Among the crucial themes in “The Color of Debt,” said Price, is the significance of geography and generations. “The report really brings home the point about how place and race intersect and how much that matters,” said Price. It also documents and highlights deep-seated racial discrimination enforced via mechanisms like housing policies that have prevented black families from accumulating and transferring wealth to their children. “Over time, when you are not able to buy that home and build up that equity, you think about the next generation, that this goes generations deep.”
Federal law allows debt-collecting plaintiffs to take up to a quarter of a defendant’s paycheck, while garnishment percentages and limits on interest rates vary widely state by state. And while Kiel and Waldman’s analysis illuminates an urgent need for consumer protections when it comes to lending and debt collection, implementing structures of accountability remains an elusive challenge for lawmakers. Quick mentioned a bill that Brown introduced in July to address zombie debt and the Consumer Financial Protection Bureau’s planned national database as promising initiatives, but pointed out that “in the Banking committee, the focus has not been so far this year on consumer protection issues.” Instead, “most of the hearings that we’ve had have been focused on rolling back Dodd-Frank reforms.” Passing “legislation will be difficult, so I think to the extent that there are informal policy levers that can be looked at,” such as further empowering regulators and enforcement agencies, “those are important tools in the toolbox.”
A journalist who has reported from Ferguson and St. Louis, Jamil Smith reflected on the fact that the racial disparities in debt collection suits aren’t happening in a vacuum but against the backdrop of a broader national conversation about race that’s been unfolding over the past year. Jennings, where Henderson is mayor, borders on Ferguson. “We could just as easily have been hearing about Jennings for the last year as Ferguson,” said Kiel.
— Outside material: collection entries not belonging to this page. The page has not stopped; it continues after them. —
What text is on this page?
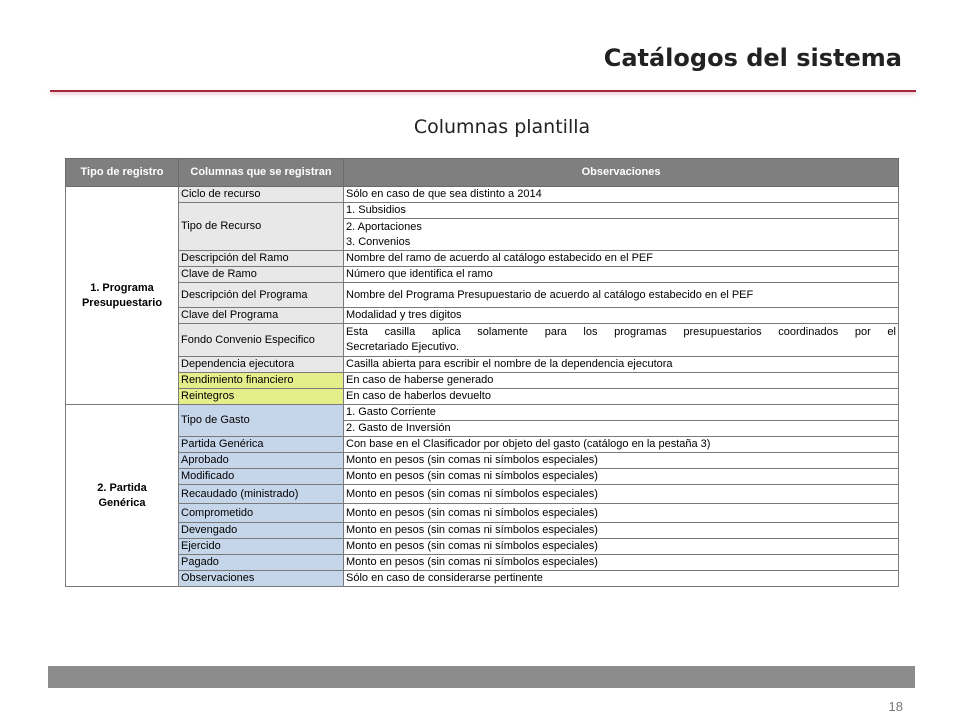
Catálogos del sistema
Columnas plantilla
Tipo de registro	Columnas que se registran	Observaciones

1. Programa
Presupuestario	Ciclo de recurso	Sólo en caso de que sea distinto a 2014
	Tipo de Recurso	1. Subsidios
		2. Aportaciones
		3. Convenios
	Descripción del Ramo	Nombre del ramo de acuerdo al catálogo estabecido en el PEF
	Clave de Ramo	Número que identifica el ramo
	Descripción del Programa	Nombre del Programa Presupuestario de acuerdo al catálogo estabecido en el PEF
	Clave del Programa	Modalidad y tres digitos
	Fondo Convenio Especifico	Esta casilla aplica solamente para los programas presupuestarios coordinados por el
Secretariado Ejecutivo.

	Dependencia ejecutora	Casilla abierta para escribir el nombre de la dependencia ejecutora
	Rendimiento financiero	En caso de haberse generado
	Reintegros	En caso de haberlos devuelto

2. Partida
Genérica	Tipo de Gasto	1. Gasto Corriente
		2. Gasto de Inversión
	Partida Genérica	Con base en el Clasificador por objeto del gasto (catálogo en la pestaña 3)
	Aprobado	Monto en pesos (sin comas ni símbolos especiales)
	Modificado	Monto en pesos (sin comas ni símbolos especiales)
	Recaudado (ministrado)	Monto en pesos (sin comas ni símbolos especiales)
	Comprometido	Monto en pesos (sin comas ni símbolos especiales)
	Devengado	Monto en pesos (sin comas ni símbolos especiales)
	Ejercido	Monto en pesos (sin comas ni símbolos especiales)
	Pagado	Monto en pesos (sin comas ni símbolos especiales)
	Observaciones	Sólo en caso de considerarse pertinente
18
Michael Brown attended school in Jennings and was fatally shot by Darren Wilson about 200 yards from the Jennings border.
Both Quick and Price acknowledged that “The Color of Debt” is a reminder of the power of storytelling. “Nothing’s very quick on the Hill,” Quick quipped, but “continuing to highlight these issues is supremely important… when it comes to the Hill, the more members who hear about it, the more they’ll continue to pay attention.” In the absence of long-term legislative change, said Price, “we also have to continue to push the discourse and dialogue around these issues.” When it comes to debt, she continued, “we have a huge narrative to overcome around personal responsibility—particularly in communities of color and how that really undermines our ability to be effective on a policy front. So we need these kinds of reports and we need these conversations to be pushed out there so they can support the policy pieces that we’re working on.”
When it comes to making real changes to policy and culture that will have a tangible impact on racial disparities in debt collection suits, said Kiel, “there are a lot of common sense fixes. It’s just a matter of it being a priority in a state house or in Congress.” Price concurred, arguing that “we’re going to have to think really big and bold about this type of inequality that has been so pervasive over the last several hundred years.” Price also identified both consumer protections and student debt as immediate problems that are “bringing down multiple generations,” and noted that “if we can make some headway and reforms there I think we’ll have an immediate impact on young people today and for young people down the line.” Improving the financial outlook for people “down the line” matters because, as Kiel described, “once a creditor gets a court judgment, this is part of someone’s life for a long time.” Judgments are typically good for 10 years, becoming “something that can provide an invisible drag” on families in communities of color. As Kiel and Waldman quote Henderson as saying in their piece, “We’re all in the same boat…it’s the black community.”